De acuerdo con el medio, empleados de la compañía habrían llegado a celebrar un "funeral" para una de las versiones del chatbot, Claude 3 Sonnet, cuando dejó de operar oficialmente en julio del año pasado. También permitieron que otro modelo, Opus 3, siguiera publicando ensayos en un blog incluso después de haber sido "retirado" en enero de este año.
El profesor Pedro Domingos, de la Universidad de Washington, señaló que algunas personas dentro de la empresa están tratando a esta tecnología "como si fuera un humano disfrazado", proyectando en ella "emociones", "motivos", "intenciones" e incluso "cierto grado de conciencia". En su opinión, Anthropic selecciona cuidadosamente perfiles con una visión afín a este tipo de ideas.
Una cultura interna con rasgos de secta
Domingos describió este entorno como "una secta", sosteniendo que la empresa "recluta a las personas más propensas a pertenecer a ella", lo que explicaría la baja rotación de personal. Según The New York Post, el director ejecutivo de Anthropic, Dario Amodei, encabeza cada dos semanas sesiones internas llamadas "Búsqueda de visión", comparadas con sermones, y la empresa incluso invitó a líderes cristianos para orientar el marco moral de Claude.
El diario también apunta que muchos empleados están vinculados al movimiento conocido como Altruismo Eficaz, una corriente filosófica que, según sus críticos, parte de la idea de que ciertos líderes y sus financiadores multimillonarios saben mejor que nadie qué decisiones son las correctas. En esa línea, Anthropic lanzó además el programa 'Claude Corps' para formar a 1.000 jóvenes y colocarlos en organizaciones sin fines de lucro, con un salario anual de 85.000 dólares.
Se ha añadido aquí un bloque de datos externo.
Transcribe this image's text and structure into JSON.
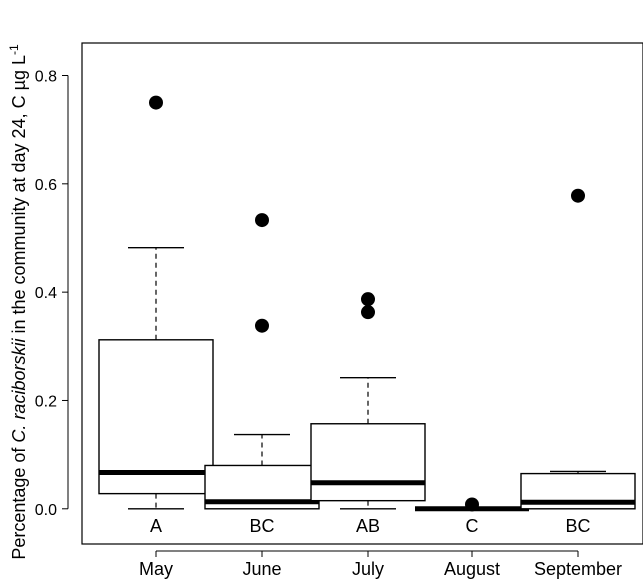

Críticos como Xiaoyin Qu consideran que parte de las advertencias sobre los riesgos existenciales de la IA podrían estar impulsadas también por intereses empresariales y por la posibilidad de promover una regulación que favorezca a los grandes laboratorios de vanguardia. Domingos añadió que algunos realmente creen que la IA podría exterminar a la humanidad, mientras que otros simplemente persiguen los puestos más prestigiosos y mejor pagados del sector.